Most central banks, including the Fed, the BoJ and the ECB, continue to emphasize downside risks to the economic outlook. The BoC’s more upbeat stance remains an exception so far. We discuss central banks’ rationale for the cautious stance.
The US Federal Reserve (Fed), the European Central Bank (ECB) and the Bank of Japan (BoJ) reiterated that there are persistent risks to the economic outlook at their respective April meetings. All of them extended their current, highly accommodative monetary policy stance and pledged to continue to do so for a while yet. The Bank of Canada (BoC) remains the exception, having announced the tapering of asset purchases at its last meeting, implicitly outlining a timeline for rate hikes in the latter part of 2022.
While each central bank has specific domestic considerations informing its views, the pro-accommodation arguments could be grouped into three main buckets. The first two are broadly shared, whereas the latter is most relevant for the Fed.
The first argument in favor of persistent accommodation is merely “stating the obvious”: the pandemic is far from over. With global cases hitting record numbers amid surges in India, Brazil and many other countries, the risks of variant spread and renewed case resurgences remain a real threat. This is true even in countries such the United Kingdom or the United States (US) that are well on their way toward achieving herd immunity. Until COVID-19 is fully behind us – not only in a few countries but globally – an elevated level of policy accommodation remains warranted.
The second argument has to do with the degree of retracement of COVID-19 related losses across a range of macroeconomic indicators. This retracement argument must be understood in a broad sense. It is not merely a matter of attaining pre-pandemic levels of GDP, which the US, for instance, is poised to achieve this quarter (Q2, 2021). Neither is it merely about bringing the headline unemployment rate down to the pre-crisis level. Rather, it is a matter of achieving a full labor market recovery, reducing underemployment and ensuring that those displaced during the crisis do not remain out of the labor force permanently. When looked through this broader lens, much remains to be done to get us back to the health levels of the pre-pandemic labor market.
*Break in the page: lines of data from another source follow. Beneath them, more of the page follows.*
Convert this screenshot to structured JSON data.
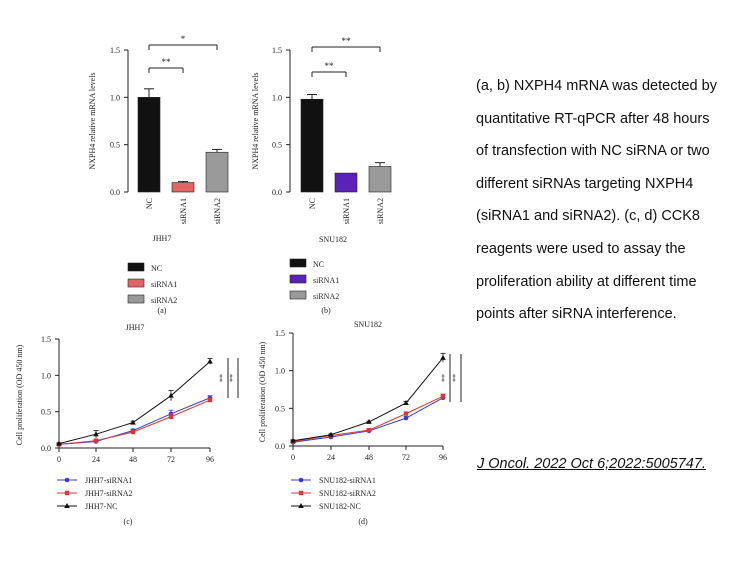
{
  "caption_lines": [
    "(a, b) NXPH4 mRNA was detected by",
    "quantitative RT-qPCR after 48 hours",
    "of transfection with NC siRNA or two",
    "different siRNAs targeting NXPH4",
    "(siRNA1 and siRNA2). (c, d) CCK8",
    "reagents were used to assay the",
    "proliferation ability at different time",
    "points after siRNA interference."
  ],
  "citation": "J Oncol. 2022 Oct 6;2022:5005747.",
  "chart_data": [
    {
      "id": "a",
      "type": "bar",
      "panel_label": "(a)",
      "xlabel": "JHH7",
      "ylabel": "NXPH4 relative mRNA levels",
      "ylim": [
        0,
        1.5
      ],
      "yticks": [
        0.0,
        0.5,
        1.0,
        1.5
      ],
      "ytick_labels": [
        "0.0",
        "0.5",
        "1.0",
        "1.5"
      ],
      "categories": [
        "NC",
        "siRNA1",
        "siRNA2"
      ],
      "values": [
        1.0,
        0.1,
        0.42
      ],
      "errors": [
        0.09,
        0.01,
        0.03
      ],
      "colors": [
        "#111111",
        "#e36464",
        "#9a9a9a"
      ],
      "significance": [
        {
          "from": "NC",
          "to": "siRNA1",
          "label": "**"
        },
        {
          "from": "NC",
          "to": "siRNA2",
          "label": "*"
        }
      ],
      "legend": [
        "NC",
        "siRNA1",
        "siRNA2"
      ]
    },
    {
      "id": "b",
      "type": "bar",
      "panel_label": "(b)",
      "xlabel": "SNU182",
      "ylabel": "NXPH4 relative mRNA levels",
      "ylim": [
        0,
        1.5
      ],
      "yticks": [
        0.0,
        0.5,
        1.0,
        1.5
      ],
      "ytick_labels": [
        "0.0",
        "0.5",
        "1.0",
        "1.5"
      ],
      "categories": [
        "NC",
        "siRNA1",
        "siRNA2"
      ],
      "values": [
        0.98,
        0.2,
        0.27
      ],
      "errors": [
        0.05,
        0.0,
        0.04
      ],
      "colors": [
        "#111111",
        "#5a22b8",
        "#9a9a9a"
      ],
      "significance": [
        {
          "from": "NC",
          "to": "siRNA1",
          "label": "**"
        },
        {
          "from": "NC",
          "to": "siRNA2",
          "label": "**"
        }
      ],
      "legend": [
        "NC",
        "siRNA1",
        "siRNA2"
      ]
    },
    {
      "id": "c",
      "type": "line",
      "panel_label": "(c)",
      "title": "JHH7",
      "ylabel": "Cell proliferation (OD 450 nm)",
      "xlabel": "",
      "x": [
        0,
        24,
        48,
        72,
        96
      ],
      "xtick_labels": [
        "0",
        "24",
        "48",
        "72",
        "96"
      ],
      "ylim": [
        0,
        1.5
      ],
      "yticks": [
        0.0,
        0.5,
        1.0,
        1.5
      ],
      "ytick_labels": [
        "0.0",
        "0.5",
        "1.0",
        "1.5"
      ],
      "series": [
        {
          "name": "JHH7-siRNA1",
          "values": [
            0.05,
            0.09,
            0.24,
            0.47,
            0.69
          ],
          "errors": [
            0.01,
            0.02,
            0.02,
            0.05,
            0.03
          ],
          "color": "#3a3ad4",
          "marker": "circle"
        },
        {
          "name": "JHH7-siRNA2",
          "values": [
            0.05,
            0.1,
            0.22,
            0.43,
            0.66
          ],
          "errors": [
            0.01,
            0.02,
            0.02,
            0.04,
            0.03
          ],
          "color": "#d43a3a",
          "marker": "square"
        },
        {
          "name": "JHH7-NC",
          "values": [
            0.06,
            0.19,
            0.35,
            0.72,
            1.19
          ],
          "errors": [
            0.01,
            0.05,
            0.02,
            0.07,
            0.04
          ],
          "color": "#111111",
          "marker": "triangle"
        }
      ],
      "significance": [
        {
          "label": "**"
        },
        {
          "label": "**"
        }
      ]
    },
    {
      "id": "d",
      "type": "line",
      "panel_label": "(d)",
      "title": "SNU182",
      "ylabel": "Cell proliferation (OD 450 nm)",
      "xlabel": "",
      "x": [
        0,
        24,
        48,
        72,
        96
      ],
      "xtick_labels": [
        "0",
        "24",
        "48",
        "72",
        "96"
      ],
      "ylim": [
        0,
        1.5
      ],
      "yticks": [
        0.0,
        0.5,
        1.0,
        1.5
      ],
      "ytick_labels": [
        "0.0",
        "0.5",
        "1.0",
        "1.5"
      ],
      "series": [
        {
          "name": "SNU182-siRNA1",
          "values": [
            0.05,
            0.12,
            0.2,
            0.37,
            0.64
          ],
          "errors": [
            0.01,
            0.01,
            0.02,
            0.02,
            0.03
          ],
          "color": "#3a3ad4",
          "marker": "circle"
        },
        {
          "name": "SNU182-siRNA2",
          "values": [
            0.06,
            0.14,
            0.21,
            0.43,
            0.66
          ],
          "errors": [
            0.01,
            0.01,
            0.02,
            0.02,
            0.03
          ],
          "color": "#d43a3a",
          "marker": "square"
        },
        {
          "name": "SNU182-NC",
          "values": [
            0.07,
            0.15,
            0.32,
            0.57,
            1.17
          ],
          "errors": [
            0.01,
            0.01,
            0.01,
            0.02,
            0.06
          ],
          "color": "#111111",
          "marker": "triangle"
        }
      ],
      "significance": [
        {
          "label": "**"
        },
        {
          "label": "**"
        }
      ]
    }
  ]
}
Figure 1 illustrates considerable differences across countries with Australia and Canada leading the race toward achieving a full labor market recovery but the US still having a long way to go. Let us consider, for example, the extent of recovery in employment where Canada has already retraced 90% of its employment losses but the US has recouped only about 65%. This divergence alone goes a long way in explaining the more upbeat message from the BoC versus the Fed’s own view that it is not yet time to talk about tapering, let alone initiating it. The recovery must also extend to inflation, where, despite a meaningful burst higher, the medium-term trajectories remain uncertain.
The third argument, which we believe is most relevant for the Fed, has to do with what we would describe as a “distance from frontier” type of reasoning. The Fed is the only central bank so far to have formally adopted the average inflation targeting framework (AIT). As a result, it has embraced a new reaction function where policy changes are driven by actual, rather than anticipated, macro outcomes.
In doing so, the central bank has shed the pre-emptive nature of its policy actions and is now intent on determining the economy’s sustainable equilibrium in an experiential manner. More than any other central bank, the Fed also operates in an environment where issues of equity of outcome are at the forefront of the broad social and macro policy discussion. In short, the process is not just about finding out “how low can the unemployment rate go” but of “how strong and equitable can the labor market become” without endangering the inflation mandate.
This is why the Fed’s intentions seem to extend not just to getting back to the pre-pandemic level of performance but achieving something more akin to “best in class” outcomes. Figure 2 illustrates the idea: in respect to the female labor force participation, the “stretch” goal would go well beyond getting back to the 2019 level, for instance.
Central banks’ ongoing emphasis on downside risks to the recovery remains a reasonable approach for the time being. Even so, we expect that assessment to shift dramatically over the next six months as the vaccine rollout accelerates globally and substantial further progress is made toward retracing pandemic-related losses.
Given the AIT framework and a new interest in attempting to experientially determine the labor market’s “potential possibilities frontier”, the Fed will not be the one leading this shift – this much is already obvious. But neither is it likely to close the rear, so to speak, given its own forecasts of rapid growth and speedy labor market improvements. The moment for the Fed to talk about QE tapering is not yet at hand, but it is not too far out in the future either.